The Scottish Government also confirms that the higher rate threshold will rise by a maximum of inflation in all future years of this parliament.
These proposals are in line with announcements made earlier this year by the First Minister.

Scottish Income Tax Rates Scottish Bands
Scottish Basic rate 20% Over £11,500* - £43,430
Scottish Higher rate 40% Over £43,430 - £150,000
Scottish Additional Rate 45% Over £150,000 and above**

*Assumes individuals are in receipt of the Standard UK Personal Allowance
**Those earning more than £100,000 will see their Personal Allowance reduced by £1for every £2 earned over £100,000

Land and Buildings Transaction Tax (LBTT) and the 3% Additional Dwellings Supplement

There are to be no changes to the rates of LBTT, or to the 3% Additional Dwellings Supplement for 2017-18. There will be a degree of relief that the commercial rates for LBTT were not increased, given that the top rate of LBTT at 4.5% is lower than the top rate of SDLT at 5%.
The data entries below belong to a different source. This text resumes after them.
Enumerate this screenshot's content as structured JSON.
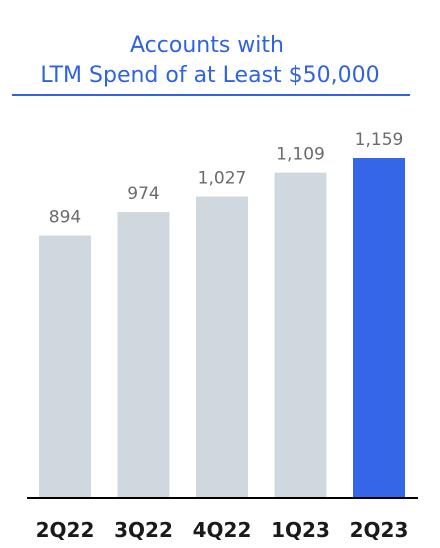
{
  "chart_data": {
    "type": "bar",
    "title": [
      "Accounts with",
      "LTM Spend of at Least $50,000"
    ],
    "categories": [
      "2Q22",
      "3Q22",
      "4Q22",
      "1Q23",
      "2Q23"
    ],
    "values": [
      894,
      974,
      1027,
      1109,
      1159
    ],
    "value_labels": [
      "894",
      "974",
      "1,027",
      "1,109",
      "1,159"
    ],
    "highlight_index": 4,
    "ylim": [
      0,
      1300
    ],
    "grid": false,
    "xlabel": "",
    "ylabel": ""
  },
  "colors": {
    "title": "#2f63e3",
    "rule": "#2f63e3",
    "bar": "#cfd8de",
    "bar_highlight": "#3566e8",
    "axis": "#000000",
    "value_label": "#6b6b6b",
    "category_label": "#1a1a1a"
  }
}
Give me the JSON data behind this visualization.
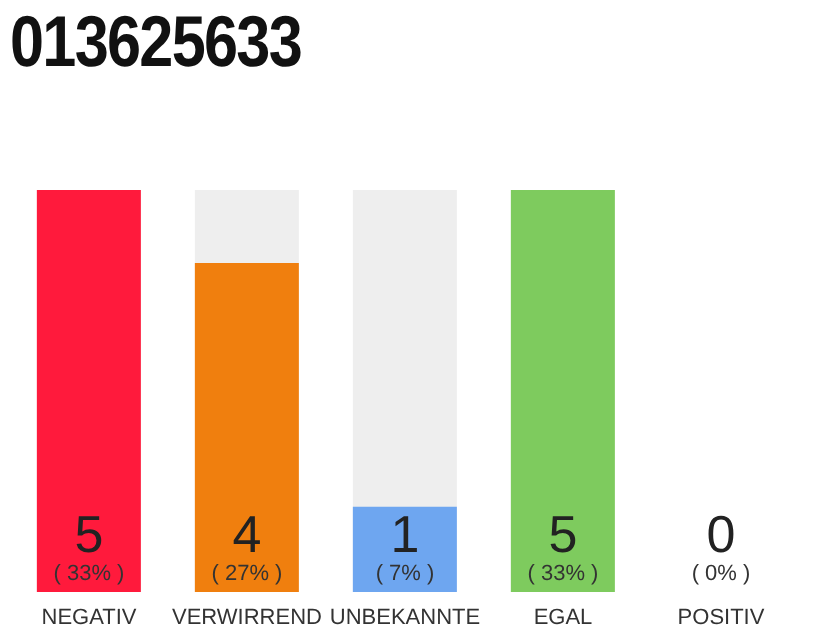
{
  "chart_data": {
    "type": "bar",
    "title": "013625633",
    "categories": [
      "NEGATIV",
      "VERWIRREND",
      "UNBEKANNTE",
      "EGAL",
      "POSITIV"
    ],
    "values": [
      33,
      27,
      7,
      33,
      0
    ],
    "colors": [
      "#ff1a3c",
      "#f07f0e",
      "#6ea6f0",
      "#7ecb5e",
      "#bbbbbb"
    ],
    "value_labels": [
      "( 33% )",
      "( 27% )",
      "( 7% )",
      "( 33% )",
      "( 0% )"
    ],
    "annotations": [
      "5",
      "4",
      "1",
      "5",
      "0"
    ]
  }
}
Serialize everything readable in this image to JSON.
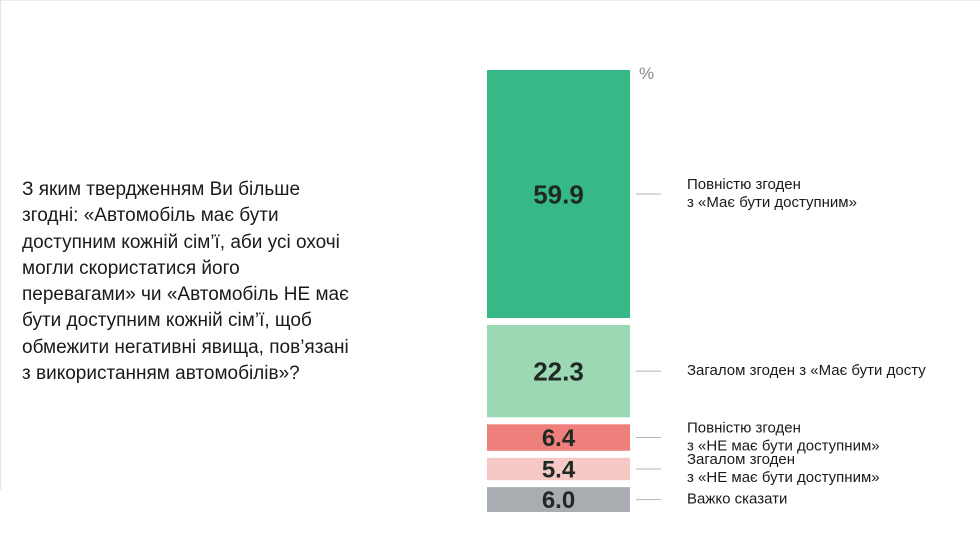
{
  "question": "З яким твердженням Ви більше\nзгодні: «Автомобіль має бути\nдоступним кожній сім’ї, аби усі охочі\nмогли скористатися його\nперевагами» чи «Автомобіль НЕ має\nбути доступним кожній сім’ї, щоб\nобмежити негативні явища, пов’язані\nз використанням автомобілів»?",
  "chart_data": {
    "type": "bar",
    "stacked": true,
    "unit_label": "%",
    "categories": [
      "Повністю згоден\nз «Має бути доступним»",
      "Загалом згоден з «Має бути досту",
      "Повністю згоден\nз «НЕ має бути доступним»",
      "Загалом згоден\nз «НЕ має бути доступним»",
      "Важко сказати"
    ],
    "values": [
      59.9,
      22.3,
      6.4,
      5.4,
      6.0
    ],
    "value_labels": [
      "59.9",
      "22.3",
      "6.4",
      "5.4",
      "6.0"
    ],
    "colors": [
      "#36b987",
      "#9dd8b5",
      "#ee7f7a",
      "#f7c9c6",
      "#a9acb0"
    ],
    "total": 100
  }
}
Those who had argued for a reduction in the residential rates of LBTT at the higher end of the scale will be disappointed, however.

The rates of LBTT are as follows:

Purchase price (Residential transactions) LBTT Rate Purchase price (Non-residential transactions) LBTT Rate Net present value of rent payable (Non-residential leases) LBTT Rate
Up to £145,000 0% Up to £150,000 0% Up to £150,000 0%
£145,001 to £250,000 2% £150,001 to £350,000 3% Over £150,000 1%
£250,001 to £325,000 5% Over £350,000 4.5%
£325,001 to £750,000 10%
Over £750,000 12%

The Additional Dwelling Supplement is three percentage points of the total price of the property for all relevant transactions above £40,000 and will be charged in addition to the rates set out in the table above.

Scottish Landfill Tax
The Scottish Government intends to increase the Standard Rate of Scottish Landfill Tax (SLfT) to £86.10 per tonne and the Lower Rate of SLfT to £2.70 per tonne in 2017-18 in line with RPI inflation and Landfill Tax charges in the rest of the UK.

Business Rates
New rateable values for all properties have been released today for the 2017 revaluation (which comes into force 1 April 2017).

The tax rate (poundage) for 2017-18 will be 46.6 pence (which is the same as in the rest of the UK).

The large business supplement will remain at 2.6 pence (which is higher than in the rest of the UK). It is proposed that the threshold will increase, so that the supplement is applicable only for properties with rateable value over £51,000.

There will be no transitional arrangements (transitional relief) to phase in bill rises or falls that result from the 2017 revaluation.

The thresholds for the Small Business Bonus Scheme will be increased so that there is 100% relief for rateable values up to £15,000, and 25% up to £18,000. This should result in 100,000 properties being exempt from paying rates altogether.

Council Tax increases
Increases to Council Tax for properties in bands E, F, G and H had already been legislated for by the Scottish Parliament. The Scottish Government had originally intended that the revenue from the Council Tax increases would be used for direct investment in attainment in schools.

In a move that is likely to be welcomed by councils, the Draft Budget now proposes that this investment should be funded from central resources. Each council will therefore retain its share of the estimated £111 million of additional income from the reforms to council tax bands.

Councils will also have the option of increasing council tax in 2017-18 up to a maximum of 3%, which would raise an additional £70 million of revenue.